Tuesday, April 21, 2015

Diasporic Dining XXXVIII: Hamlet in Chinatown

Know any Hamlet clones wandering around Chinatown (Feng Xiaogang’s The Legend of the Black Scorpion, originally released in China as The Banquet, finds its roots in the Shakespeare play)?  Wanton egg drop is the soup that's tailored made for them. The question remains is the fusion of two proud specimens of Chinese American cuisine beneficial to one’s health and well-being? Or is it a form of enabling? Will such institutionalized waffling become a metaphor for the dangers of equivocation and set the style not only for  culinary taste, but for life choices in general? Sure it’s easier not to make a choice. Let’s say I go to a diner and am tempted by the turkey meatloaf special but also have a hankering for the fried  chicken basket?
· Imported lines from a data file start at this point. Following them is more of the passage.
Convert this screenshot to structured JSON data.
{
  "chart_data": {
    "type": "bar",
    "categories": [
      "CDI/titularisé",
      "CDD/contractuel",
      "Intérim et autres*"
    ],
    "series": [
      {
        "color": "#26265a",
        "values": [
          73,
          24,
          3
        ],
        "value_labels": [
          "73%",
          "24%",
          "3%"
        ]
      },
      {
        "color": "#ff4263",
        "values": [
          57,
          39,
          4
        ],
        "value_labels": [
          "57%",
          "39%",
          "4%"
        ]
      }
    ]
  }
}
Do I order the turkey meatloaf fried chicken basket? Do I go for matzo ball pea when I can’t choose between matzo ball and pea soup. On a macro scale you see this in the profusion of Chinese and Japanese restaurants whose so-called fusion cuisine is really an attempt to play both ends against the middle, resulting in a cuisine that is neither fish nor fowl. Fressers who grow up slurping mixed wanton egg drop and eating in Chinese Japanese restaurants are likely to turn into lawyer/ accountants, architect/ builders, editor/ writers or coach/athletes. While there are virtues to playing both sides of the fence in work as well as love (ie being AC/DC), the danger is always of a watering down the original intention. Whether it be in soup or lovemaking there’s a point where you don’t taste anything any more. In one sense mixed wanton egg drop is a product of our modern internet culture in which the amount of choices available through Google and other search engines makes it impossible to make decisions. But most everyone will agree, the last thing you want is Italian ISIS.